Function Inverses
The EPIC screen below shows the beginning of the choice for drawing the inverse relation corresponding to the function F(x) = x cos(x), a <= x <= b, with a = -5 and b = 5. Normally, "Superimpose" is the desired choice. Furthermore, if the viewing window is square, the line y = x will be drawn along with the inverse relation.
The next EPIC screen shows the graph of the inverse relation. The black curve is the original function, and the red curve is the inverse relation. As mentioned above, the graph of the line y = x has also been drawn. Clearly this curve fails the vertical line test for functions! This function does not have an inverse FUNCTION on the chosen interval [-5,5].
Next, we used the "Roots" option on the 2D Graphs main menu to find the critical points of F(x) -- that is, we had EPIC (numerically) solve F'(x) = 0 -- obtaining four values: -3.425618, -0.8603336, 0.8603336 and 3.425618. (These values are automatically placed on a "Recent Data" list, so when "Parameters" was chosen, the F2 key was pressed to access this list, and we simply chose the values we wanted. There was no need to copy the values down, and re-enter them.) Now between these values, F -1(x) IS a function. The next screen shows the restriction of F to the interval [-3.425618, -0.8603336], and its inverse function on that interval.

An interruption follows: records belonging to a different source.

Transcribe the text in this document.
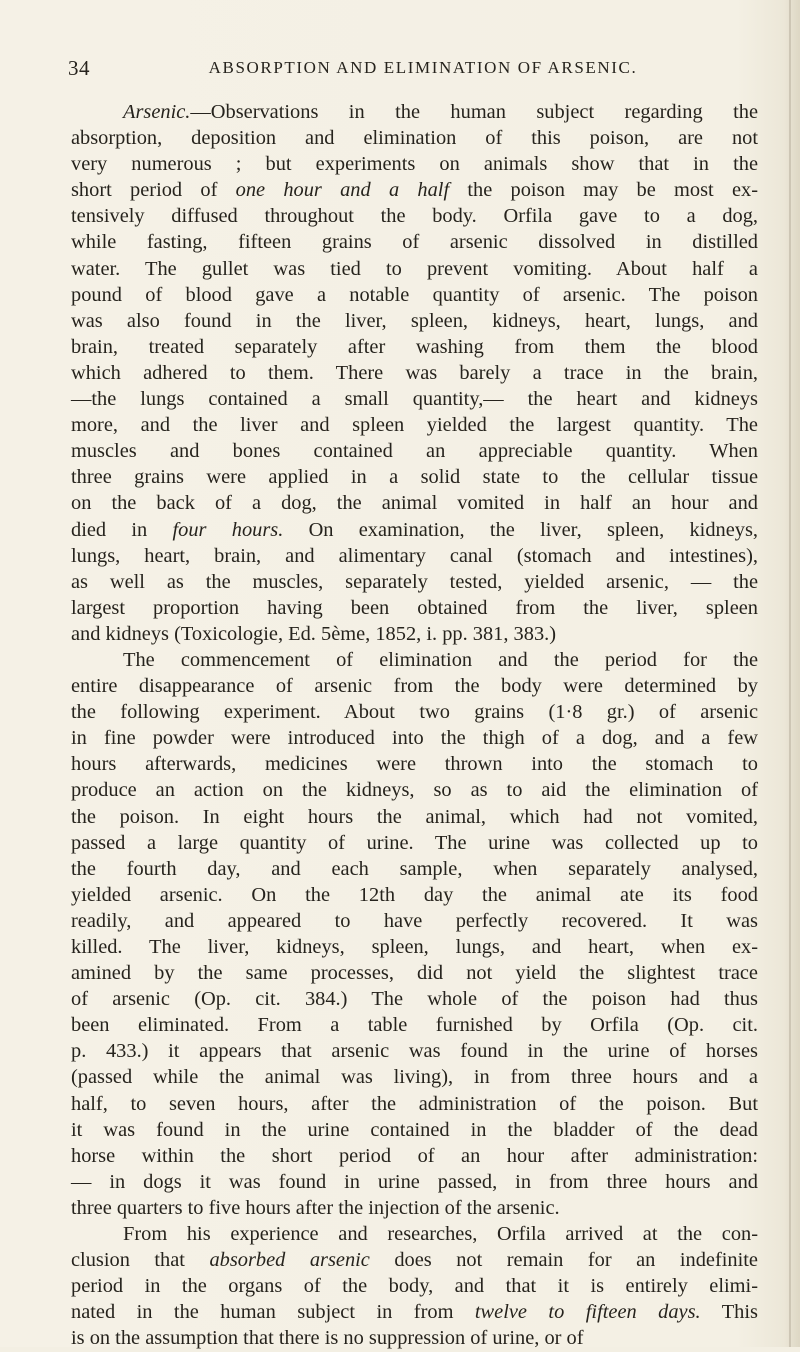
34	ABSORPTION AND ELIMINATION OF ARSENIC.
Arsenic.—Observations in the human subject regarding the
absorption, deposition and elimination of this poison, are not
very numerous ; but experiments on animals show that in the
short period of one hour and a half the poison may be most ex-
tensively diffused throughout the body. Orfila gave to a dog,
while fasting, fifteen grains of arsenic dissolved in distilled
water. The gullet was tied to prevent vomiting. About half a
pound of blood gave a notable quantity of arsenic. The poison
was also found in the liver, spleen, kidneys, heart, lungs, and
brain, treated separately after washing from them the blood
which adhered to them. There was barely a trace in the brain,
—the lungs contained a small quantity,— the heart and kidneys
more, and the liver and spleen yielded the largest quantity. The
muscles and bones contained an appreciable quantity. When
three grains were applied in a solid state to the cellular tissue
on the back of a dog, the animal vomited in half an hour and
died in four hours. On examination, the liver, spleen, kidneys,
lungs, heart, brain, and alimentary canal (stomach and intestines),
as well as the muscles, separately tested, yielded arsenic, — the
largest proportion having been obtained from the liver, spleen
and kidneys (Toxicologie, Ed. 5ème, 1852, i. pp. 381, 383.)
The commencement of elimination and the period for the
entire disappearance of arsenic from the body were determined by
the following experiment. About two grains (1·8 gr.) of arsenic
in fine powder were introduced into the thigh of a dog, and a few
hours afterwards, medicines were thrown into the stomach to
produce an action on the kidneys, so as to aid the elimination of
the poison. In eight hours the animal, which had not vomited,
passed a large quantity of urine. The urine was collected up to
the fourth day, and each sample, when separately analysed,
yielded arsenic. On the 12th day the animal ate its food
readily, and appeared to have perfectly recovered. It was
killed. The liver, kidneys, spleen, lungs, and heart, when ex-
amined by the same processes, did not yield the slightest trace
of arsenic (Op. cit. 384.) The whole of the poison had thus
been eliminated. From a table furnished by Orfila (Op. cit.
p. 433.) it appears that arsenic was found in the urine of horses
(passed while the animal was living), in from three hours and a
half, to seven hours, after the administration of the poison. But
it was found in the urine contained in the bladder of the dead
horse within the short period of an hour after administration:
— in dogs it was found in urine passed, in from three hours and
three quarters to five hours after the injection of the arsenic.
From his experience and researches, Orfila arrived at the con-
clusion that absorbed arsenic does not remain for an indefinite
period in the organs of the body, and that it is entirely elimi-
nated in the human subject in from twelve to fifteen days. This
is on the assumption that there is no suppression of urine, or of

Finally, the restriction of F to [-0.8603336, 0.8603336] also has an inverse; we have reset the viewing window to [-1,1] by [-1,1]. As noted by the color of F in the heading of the screen, the graph of F is in blue; the graph of F-1 is sort of pink. Notice how the slope of F-1(x) becomes infinite as we approach the endpoints of the interval (where F'(x) = 0). Very Nice!